Hallwalls Contemporary Arts Center (341 Delaware Ave., Buffalo, NY 14202)
Join us for Scholars@Hallwalls! Complimentary wine and light fare are served for a brief, pre-talk mingling session.
4:00pm | Mingling
4:15pm | Introductions and featured talk followed by Q+A
We hope you'll join us in-person for the good camaraderie and conversation, but you can also livestream the event via the Hallwalls website.
Mazzolini’s talk looks how the Three Mile Island nuclear power plant accident got situated in culture, via the film The China Syndrome, whose theatrical release preceded the accident by twelve days, and via objects such as cooling tower-shaped lamps and mugs circulated in the wake of the plant’s proposed re-opening. Though they seem clearly polemical and broadly kitschy respectively, the film and these ephemera were caught within tangles of misunderstanding. Mazzolini untangles these misunderstandings and uses them to frame rhetoric around energy consumption and production, and to argue for treating human attention as an energetic resource.

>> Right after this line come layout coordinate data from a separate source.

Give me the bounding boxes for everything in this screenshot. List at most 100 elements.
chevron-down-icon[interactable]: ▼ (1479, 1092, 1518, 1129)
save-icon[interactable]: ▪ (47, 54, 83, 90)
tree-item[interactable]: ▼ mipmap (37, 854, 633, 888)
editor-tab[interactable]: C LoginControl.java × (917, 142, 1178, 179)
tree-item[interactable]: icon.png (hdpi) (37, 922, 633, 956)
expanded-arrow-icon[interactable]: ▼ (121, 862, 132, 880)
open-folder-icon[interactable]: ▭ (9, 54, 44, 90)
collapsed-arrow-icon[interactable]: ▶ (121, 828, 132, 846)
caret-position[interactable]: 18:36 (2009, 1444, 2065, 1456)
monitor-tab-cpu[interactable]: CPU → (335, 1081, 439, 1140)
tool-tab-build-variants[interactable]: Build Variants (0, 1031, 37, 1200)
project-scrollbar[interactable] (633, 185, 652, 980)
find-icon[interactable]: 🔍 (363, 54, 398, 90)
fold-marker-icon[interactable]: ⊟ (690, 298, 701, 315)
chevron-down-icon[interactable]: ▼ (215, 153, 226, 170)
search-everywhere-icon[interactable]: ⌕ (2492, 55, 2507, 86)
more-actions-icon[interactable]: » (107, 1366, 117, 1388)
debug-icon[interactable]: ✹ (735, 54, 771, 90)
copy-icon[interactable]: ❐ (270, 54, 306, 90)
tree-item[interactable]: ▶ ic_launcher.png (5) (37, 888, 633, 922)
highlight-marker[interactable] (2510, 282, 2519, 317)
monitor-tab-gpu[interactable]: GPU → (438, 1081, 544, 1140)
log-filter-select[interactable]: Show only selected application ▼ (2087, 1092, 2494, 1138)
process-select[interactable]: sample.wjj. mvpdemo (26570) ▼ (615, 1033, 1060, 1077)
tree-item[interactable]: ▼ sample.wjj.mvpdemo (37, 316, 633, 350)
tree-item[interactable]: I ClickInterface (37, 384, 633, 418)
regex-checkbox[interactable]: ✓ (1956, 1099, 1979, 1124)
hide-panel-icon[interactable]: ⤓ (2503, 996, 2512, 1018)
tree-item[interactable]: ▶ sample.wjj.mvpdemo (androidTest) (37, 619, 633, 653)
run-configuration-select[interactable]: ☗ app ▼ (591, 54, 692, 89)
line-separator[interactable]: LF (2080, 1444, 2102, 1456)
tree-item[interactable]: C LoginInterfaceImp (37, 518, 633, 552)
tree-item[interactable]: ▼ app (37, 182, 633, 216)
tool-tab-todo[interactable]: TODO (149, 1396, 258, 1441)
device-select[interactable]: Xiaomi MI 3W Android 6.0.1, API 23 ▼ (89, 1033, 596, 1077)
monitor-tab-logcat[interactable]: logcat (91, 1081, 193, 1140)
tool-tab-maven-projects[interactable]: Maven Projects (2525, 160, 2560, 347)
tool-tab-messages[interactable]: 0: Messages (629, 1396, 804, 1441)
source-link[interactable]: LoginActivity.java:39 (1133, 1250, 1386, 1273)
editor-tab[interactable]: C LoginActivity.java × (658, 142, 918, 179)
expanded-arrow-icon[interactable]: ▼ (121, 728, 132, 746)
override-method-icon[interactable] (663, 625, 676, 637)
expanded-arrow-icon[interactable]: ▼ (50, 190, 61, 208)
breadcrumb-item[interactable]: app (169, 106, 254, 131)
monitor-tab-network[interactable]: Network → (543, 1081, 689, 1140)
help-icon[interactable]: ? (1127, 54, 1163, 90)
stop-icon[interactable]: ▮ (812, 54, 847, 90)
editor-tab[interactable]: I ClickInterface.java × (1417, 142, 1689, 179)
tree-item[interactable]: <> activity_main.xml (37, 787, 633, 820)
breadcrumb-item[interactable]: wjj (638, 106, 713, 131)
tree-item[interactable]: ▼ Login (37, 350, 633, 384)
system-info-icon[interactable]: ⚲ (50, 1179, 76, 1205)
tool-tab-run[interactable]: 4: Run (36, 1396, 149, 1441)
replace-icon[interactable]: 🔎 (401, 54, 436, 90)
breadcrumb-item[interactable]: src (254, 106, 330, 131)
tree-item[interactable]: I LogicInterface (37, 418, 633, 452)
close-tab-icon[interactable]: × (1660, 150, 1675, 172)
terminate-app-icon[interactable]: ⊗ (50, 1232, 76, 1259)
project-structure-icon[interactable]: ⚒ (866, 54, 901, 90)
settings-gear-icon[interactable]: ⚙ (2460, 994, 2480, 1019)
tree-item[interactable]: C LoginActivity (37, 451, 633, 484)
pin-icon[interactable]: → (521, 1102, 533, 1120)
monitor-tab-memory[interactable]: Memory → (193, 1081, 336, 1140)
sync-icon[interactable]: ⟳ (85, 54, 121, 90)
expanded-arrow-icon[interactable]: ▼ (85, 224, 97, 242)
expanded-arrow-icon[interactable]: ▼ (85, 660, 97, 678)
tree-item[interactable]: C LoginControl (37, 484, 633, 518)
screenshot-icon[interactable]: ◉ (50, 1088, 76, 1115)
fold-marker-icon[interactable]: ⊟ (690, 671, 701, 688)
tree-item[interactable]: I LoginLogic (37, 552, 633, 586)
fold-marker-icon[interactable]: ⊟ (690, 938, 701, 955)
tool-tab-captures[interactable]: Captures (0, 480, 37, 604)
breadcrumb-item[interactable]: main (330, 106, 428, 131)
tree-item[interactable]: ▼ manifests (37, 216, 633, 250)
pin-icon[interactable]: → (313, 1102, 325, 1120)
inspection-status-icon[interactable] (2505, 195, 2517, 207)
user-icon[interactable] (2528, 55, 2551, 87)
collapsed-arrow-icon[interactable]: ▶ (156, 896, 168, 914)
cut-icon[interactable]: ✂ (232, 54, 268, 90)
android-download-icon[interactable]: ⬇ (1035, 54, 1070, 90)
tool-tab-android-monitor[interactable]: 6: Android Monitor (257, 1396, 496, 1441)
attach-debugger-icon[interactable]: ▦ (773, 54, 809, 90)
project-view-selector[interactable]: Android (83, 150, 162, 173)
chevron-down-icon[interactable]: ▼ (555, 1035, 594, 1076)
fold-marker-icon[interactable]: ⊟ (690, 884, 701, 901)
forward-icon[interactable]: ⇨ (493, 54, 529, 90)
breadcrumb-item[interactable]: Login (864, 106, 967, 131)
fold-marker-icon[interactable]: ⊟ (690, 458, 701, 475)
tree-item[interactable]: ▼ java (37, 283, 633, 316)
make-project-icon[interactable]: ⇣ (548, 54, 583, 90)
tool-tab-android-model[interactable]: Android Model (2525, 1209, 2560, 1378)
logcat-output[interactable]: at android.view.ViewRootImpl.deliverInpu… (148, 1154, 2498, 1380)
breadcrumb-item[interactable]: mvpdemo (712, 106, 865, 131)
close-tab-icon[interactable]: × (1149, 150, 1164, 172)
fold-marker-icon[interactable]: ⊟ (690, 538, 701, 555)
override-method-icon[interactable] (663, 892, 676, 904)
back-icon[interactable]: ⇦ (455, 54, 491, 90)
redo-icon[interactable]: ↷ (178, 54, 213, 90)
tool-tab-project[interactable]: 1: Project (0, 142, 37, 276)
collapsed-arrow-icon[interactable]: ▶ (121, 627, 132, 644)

Elizabeth Mazzolini is currently at work on a book project called “American Toxic,” which offers a material history of communication about toxicity during three coincidental poisoning events: as American smoking rates peaked in the late 1970s, an industrial dump at Love Canal in New York was discovered, and the nuclear power plant at Three Mile Island in Pennsylvania nearly melted down. “American Toxic” investigates, via these foundational events, how toxicity moves rhetorically through culture as well as physically through communities, circulating back and forth between discourse and bodies.